Amazon founder Jeff Bezos has provided a few more details about Blue Origin's plans to put compute in space, first announced in October.
Speaking on the Lex Fridman podcast, Bezos explained the 'Blue Ring' project, which aims to provide multiple services to space customers.
"Blue Ring is a very interesting spacecraft that is designed to take up to 3,000kg of payload up to geosynchronous orbit or in lunar vicinity," he said, with the system acting as a space tug.
"It has two different kinds of propulsion, it has chemical propulsion and it has electric propulsion," he added.
While it moves payloads, "it provides thermal management, electric power, compute, and communications," Bezos explained. "And so, when you design a payload for Blue Ring, you don't have to figure out all of those things on your own."
Of particular interest is the compute side. Bezos said: "Radiation-tolerant compute is a complicated thing to do, and so we have an unusually large amount of radiation-tolerant compute onboard Blue Ring, and your payload can just use that when it needs to.
"All these services, it's a set of APIs. It's a little like Amazon Web Services, but for space payload that needs to move about in Earth vicinity or lunar vicinity."
Blue Origin is not the only company getting into the space tug game - competitors include Northrup Grumman, Rocket Lab, Momentus, Firefly Space, and Astroscale.

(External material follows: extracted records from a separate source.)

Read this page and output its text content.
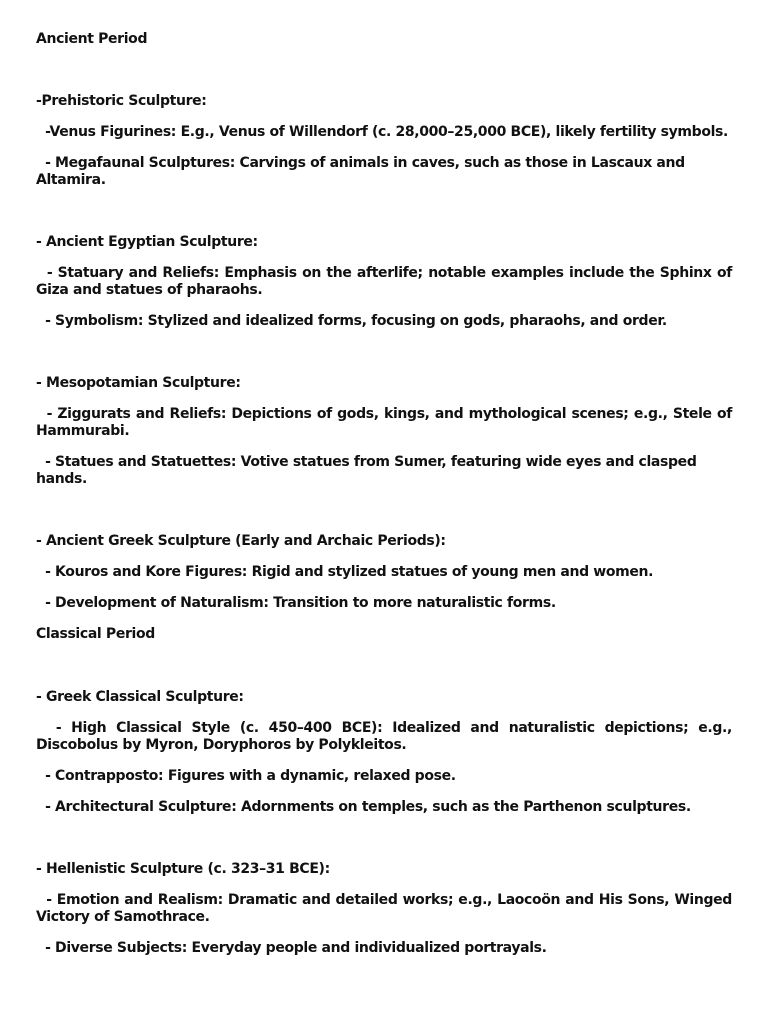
Ancient Period

-Prehistoric Sculpture:

-Venus Figurines: E.g., Venus of Willendorf (c. 28,000–25,000 BCE), likely fertility symbols.

- Megafaunal Sculptures: Carvings of animals in caves, such as those in Lascaux and Altamira.

- Ancient Egyptian Sculpture:

- Statuary and Reliefs: Emphasis on the afterlife; notable examples include the Sphinx of Giza and statues of pharaohs.

- Symbolism: Stylized and idealized forms, focusing on gods, pharaohs, and order.

- Mesopotamian Sculpture:

- Ziggurats and Reliefs: Depictions of gods, kings, and mythological scenes; e.g., Stele of Hammurabi.

- Statues and Statuettes: Votive statues from Sumer, featuring wide eyes and clasped hands.

- Ancient Greek Sculpture (Early and Archaic Periods):

- Kouros and Kore Figures: Rigid and stylized statues of young men and women.

- Development of Naturalism: Transition to more naturalistic forms.

Classical Period

- Greek Classical Sculpture:

- High Classical Style (c. 450–400 BCE): Idealized and naturalistic depictions; e.g., Discobolus by Myron, Doryphoros by Polykleitos.

- Contrapposto: Figures with a dynamic, relaxed pose.

- Architectural Sculpture: Adornments on temples, such as the Parthenon sculptures.

- Hellenistic Sculpture (c. 323–31 BCE):

- Emotion and Realism: Dramatic and detailed works; e.g., Laocoön and His Sons, Winged Victory of Samothrace.

- Diverse Subjects: Everyday people and individualized portrayals.
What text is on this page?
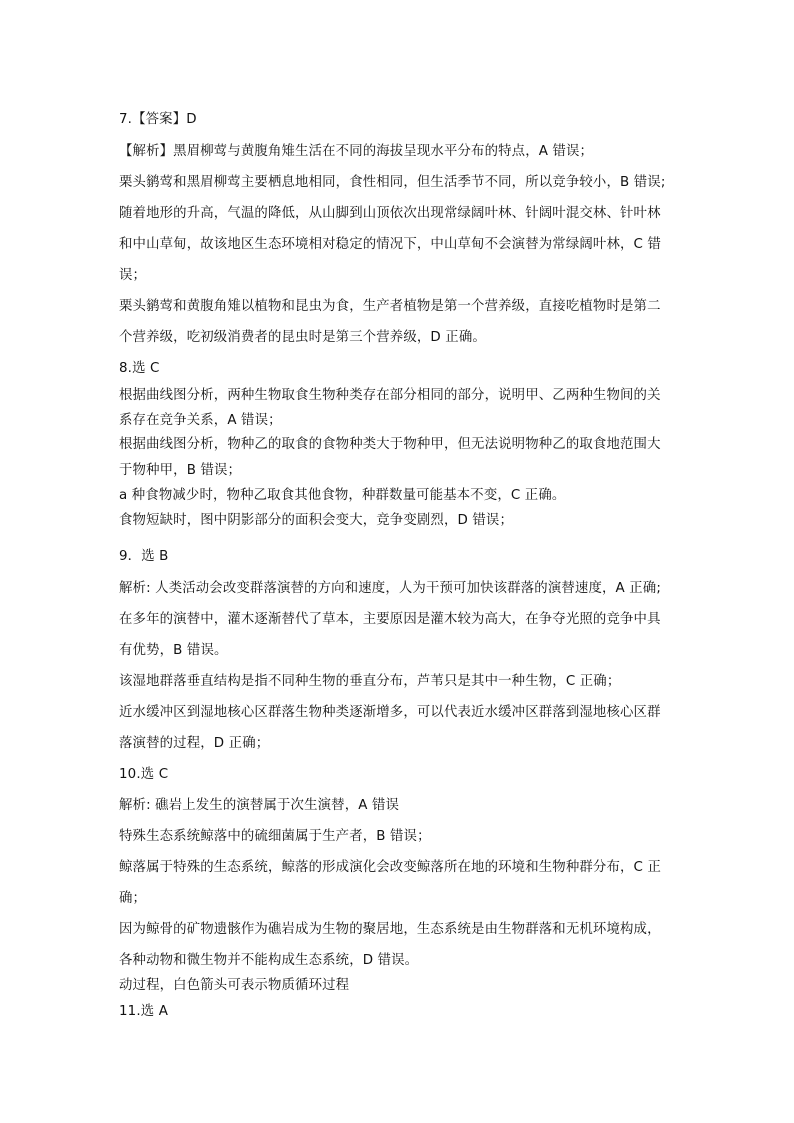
7.【答案】D
【解析】黑眉柳莺与黄腹角雉生活在不同的海拔呈现水平分布的特点，A 错误；
栗头鹟莺和黑眉柳莺主要栖息地相同，食性相同，但生活季节不同，所以竞争较小，B 错误;
随着地形的升高，气温的降低，从山脚到山顶依次出现常绿阔叶林、针阔叶混交林、针叶林
和中山草甸，故该地区生态环境相对稳定的情况下，中山草甸不会演替为常绿阔叶林，C 错
误；
栗头鹟莺和黄腹角雉以植物和昆虫为食，生产者植物是第一个营养级，直接吃植物时是第二
个营养级，吃初级消费者的昆虫时是第三个营养级，D 正确。
8.选 C
根据曲线图分析，两种生物取食生物种类存在部分相同的部分，说明甲、乙两种生物间的关
系存在竞争关系，A 错误；
根据曲线图分析，物种乙的取食的食物种类大于物种甲，但无法说明物种乙的取食地范围大
于物种甲，B 错误；
a 种食物减少时，物种乙取食其他食物，种群数量可能基本不变，C 正确。
食物短缺时，图中阴影部分的面积会变大，竞争变剧烈，D 错误；
9．选 B
解析: 人类活动会改变群落演替的方向和速度，人为干预可加快该群落的演替速度，A 正确;
在多年的演替中，灌木逐渐替代了草本，主要原因是灌木较为高大，在争夺光照的竞争中具
有优势，B 错误。
该湿地群落垂直结构是指不同种生物的垂直分布，芦苇只是其中一种生物，C 正确；
近水缓冲区到湿地核心区群落生物种类逐渐增多，可以代表近水缓冲区群落到湿地核心区群
落演替的过程，D 正确；
10.选 C
解析: 礁岩上发生的演替属于次生演替，A 错误
特殊生态系统鲸落中的硫细菌属于生产者，B 错误；
鲸落属于特殊的生态系统，鲸落的形成演化会改变鲸落所在地的环境和生物种群分布，C 正
确；
因为鲸骨的矿物遗骸作为礁岩成为生物的聚居地，生态系统是由生物群落和无机环境构成，
各种动物和微生物并不能构成生态系统，D 错误。
动过程，白色箭头可表示物质循环过程
11.选 A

But Blue Ring is believed to have a greater payload capacity than all of them.
It is also not alone in planning to shift compute into orbit. Earlier this week, Axiom Space detailed plans for a space data center, while NTT has partnered with SKY Perfect JSAT to launch its own space data centers in 2025.
The EU is also studying the concept of space data centers, and storage-focused Lonestar Data Holdings hopes to deploy data centers on the Moon.
Blue Origin's plans for both space tug and space compute services come after a tumultuous time for the company. Backed by Bezos' billions, the business has been accused of lacking focus and drive.
“Blue Origin needs to be much faster,” Bezos said on the same podcast. “It’s one of the reasons I left my role as the CEO of Amazon a couple of years ago. I wanted to come in — Blue Origin needs me right now.”
Over the past few months, several senior executives have departed, including CEO Bob Smith. He has been replaced by Dave Limp, who was Amazon's hardware boss, heading up Alexa and space satellite business Project Kuiper.
After several delays, this week also saw Blue Origin successfully launch and recover a New Shepard booster. Launches were grounded for more than a year due to a booster failure.